Fig. 1 |. Ribonucleoprotein-mediated prime editing in zebrafish.

a, Schematic illustrating the proposed PE mechanism. b, TGX Stain-free™ gel image showing purification products of N- and C-terminally His-tagged PE2 protein. Magenta arrows indicate the desired protein product. Initial (left panel) and final (right panel) purification (representation of two experiments) are shown. Full-length PE2-His was isolated with higher yield and purity. c, Urea-polyacrylamide gel showing in vitro editing of a dsDNA substrate by the PE2-His protein (lanes 1 and 2; representation of two experiments). Unnicked and unextended oligonucleotide migrates at 51 nts (blue arrows). RT-extended oligonucleotide migrates at 74 or 93 nts (red arrows). Larger extension product (green arrow) potentially represents RT-mediated polymerization of the full pegRNA scaffold (see Supplementary Fig. 2d–e). Red zigzag line, gel cropping boundary (see full gel in Supplementary Fig. 2c). L, ssDNA size ladder. d, Workflow for RNP injections into zebrafish embryos for prime editing. e, Prime editing outcomes at the tyr_1 site using pegRNA with 12-nt PBS, 13-nt RTT and C9E scaffold, PE3 strategy, and incubation at 32 °C. Protospacer adjacent motif (PAM) sequence is shown in bold. Red arrow, prime editor nicking location. The top five alleles with the highest frequencies in each category are shown. 10 embryos were pooled for the experiment. f, Experimental conditions tested at eight zebrafish PE target sites. Specified temperatures denote embryo incubation temperatures. pegPBS10, pegRNA with 10-nt PBS; pegPBS13, pegRNA with 13-nt PBS. g, Ratios of pure PE, impure PE and byproduct frequencies between 32 ºC and 28.5 ºC (left panel), between pegPBS10 and pegPBS13 (middle panel) and between PE3 and PE2 (right panel). Dots represent ratios calculated using the results from eight target sites (Supplementary Fig. 5). The bars represent the median and confidence interval (95%). n=32 different comparisons. h, Pure PE frequencies for eight target sites in zebrafish using pegPBS10 to induce +5 G→C or +5 G→T edits at 32 °C. i, PE2 for specified 5-bp and 10-bp deletions (del). j, PE2 for varying lengths of insertions (ins). (h-j) Dots, individual data points (n=2–6 biologically independent replicates, 5–10 embryos per replicate); Bars, mean; Error bars, ± s.e.m. (only for n >2).
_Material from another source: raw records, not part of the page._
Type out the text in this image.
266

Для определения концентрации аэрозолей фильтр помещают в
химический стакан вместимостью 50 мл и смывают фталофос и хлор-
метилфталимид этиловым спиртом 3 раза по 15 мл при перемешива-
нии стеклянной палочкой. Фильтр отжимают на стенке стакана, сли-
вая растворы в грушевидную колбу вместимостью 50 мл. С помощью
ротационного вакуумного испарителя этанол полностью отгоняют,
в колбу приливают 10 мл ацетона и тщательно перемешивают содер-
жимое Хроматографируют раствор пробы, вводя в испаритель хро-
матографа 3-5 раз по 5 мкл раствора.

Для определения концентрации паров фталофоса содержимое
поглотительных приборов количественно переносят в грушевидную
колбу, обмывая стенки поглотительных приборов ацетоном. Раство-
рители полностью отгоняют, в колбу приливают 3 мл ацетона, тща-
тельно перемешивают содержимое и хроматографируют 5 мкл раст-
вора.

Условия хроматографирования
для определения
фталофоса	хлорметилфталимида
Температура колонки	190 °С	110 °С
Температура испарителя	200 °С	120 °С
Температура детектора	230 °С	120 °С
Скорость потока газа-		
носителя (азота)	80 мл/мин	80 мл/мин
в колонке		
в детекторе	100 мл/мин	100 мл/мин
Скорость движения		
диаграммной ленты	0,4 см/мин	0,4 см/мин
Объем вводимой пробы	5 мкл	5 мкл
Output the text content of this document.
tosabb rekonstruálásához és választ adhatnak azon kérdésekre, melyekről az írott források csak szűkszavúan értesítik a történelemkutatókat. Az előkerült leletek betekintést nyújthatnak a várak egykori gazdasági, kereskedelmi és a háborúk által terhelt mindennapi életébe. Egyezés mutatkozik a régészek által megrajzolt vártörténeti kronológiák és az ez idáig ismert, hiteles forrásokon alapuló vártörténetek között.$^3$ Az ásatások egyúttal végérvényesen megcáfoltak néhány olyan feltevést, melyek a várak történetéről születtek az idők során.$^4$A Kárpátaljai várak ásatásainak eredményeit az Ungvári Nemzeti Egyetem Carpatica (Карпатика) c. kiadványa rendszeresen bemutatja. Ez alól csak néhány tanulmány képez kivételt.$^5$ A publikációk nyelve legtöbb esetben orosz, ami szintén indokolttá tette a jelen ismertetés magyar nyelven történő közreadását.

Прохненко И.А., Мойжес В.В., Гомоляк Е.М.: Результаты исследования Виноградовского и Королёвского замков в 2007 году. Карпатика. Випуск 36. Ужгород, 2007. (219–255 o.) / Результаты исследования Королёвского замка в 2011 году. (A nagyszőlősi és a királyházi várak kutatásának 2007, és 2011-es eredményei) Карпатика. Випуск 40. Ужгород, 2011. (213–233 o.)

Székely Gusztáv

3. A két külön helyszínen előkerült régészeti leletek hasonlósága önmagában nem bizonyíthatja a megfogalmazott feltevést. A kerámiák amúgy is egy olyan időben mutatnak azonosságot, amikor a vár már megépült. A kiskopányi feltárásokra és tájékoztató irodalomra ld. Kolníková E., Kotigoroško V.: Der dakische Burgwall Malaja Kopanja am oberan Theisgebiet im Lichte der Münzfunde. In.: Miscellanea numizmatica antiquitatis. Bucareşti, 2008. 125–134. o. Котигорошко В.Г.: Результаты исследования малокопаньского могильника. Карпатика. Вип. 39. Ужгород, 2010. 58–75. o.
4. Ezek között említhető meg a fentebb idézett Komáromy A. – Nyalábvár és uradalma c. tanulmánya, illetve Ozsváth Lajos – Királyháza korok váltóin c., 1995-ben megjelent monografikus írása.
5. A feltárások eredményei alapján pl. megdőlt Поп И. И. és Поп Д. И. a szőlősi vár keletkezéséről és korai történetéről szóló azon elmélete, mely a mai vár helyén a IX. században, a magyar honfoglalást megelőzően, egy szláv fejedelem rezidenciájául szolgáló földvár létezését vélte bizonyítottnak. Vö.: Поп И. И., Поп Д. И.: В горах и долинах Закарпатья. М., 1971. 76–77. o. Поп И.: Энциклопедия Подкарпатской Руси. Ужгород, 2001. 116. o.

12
Figure 2 |. Germline transmission of prime editor-mediated edits corresponding to human pathogenic variants in zebrafish and RNP-mediated prime editing in human cells.

a, Installation of the tyr P302L mutation (corresponding to human TYR P301L) and the kras G12V mutation (corresponding to human KRAS G12V) in zebrafish using PE2 and PE3 and varying embryo incubation temperatures as noted. The molar ratio of pegRNA:ngRNA in PE3 was 10:1. Dots represent individual data points (PPE, purple; IPE, orange; byproducts, black). Intended edits were +3 C→T and +6 G→T for tyr P302L and kras G12V, respectively (Intended edits are annotated as: edit position (counting from the pegRNA-mediated nick), reference base to edited base.). Bars and error bars represent the mean ± s.e.m. of 3 biologically independent replicates (n=3), where each replicate was a pool of 5–10 embryos. Mean frequencies of impure PE are shown above that of pure PE. b, Top panels show founder (F0) screens for tyr P302L (left) and kras G12V (right). Bottom panels show the fraction of F1 offspring carrying PE induced mutations. c, Wild-type and mutant sequences transmitted through germline by the tyr P302L (top) and kras G12V (bottom) founders. Protospacer adjacent motif (PAM) sequence is shown in bold. RT, reverse transcriptase. d-e, RNP-mediated PE3 editing efficiencies in HEK293T cells (d) and human primary T cells (e). Synthetic pegRNAs/ngRNAs with stabilizing 5’ and 3’ modifications were used. Dots represent individual data points (PPE, purple; IPE, orange; byproducts, black; IPE + byproducts, gray) and bars and error bars represent mean ± s.e.m. (n=3 biologically independent replicates). For prime editor-specified substitution at the FANCF site, impure PE data points are shown above byproduct frequencies. For prime editor-specified insertion and deletion at the HEK3 site, impure PE and byproducts are combined because they cannot always be distinguished (Supplementary Fig. 13).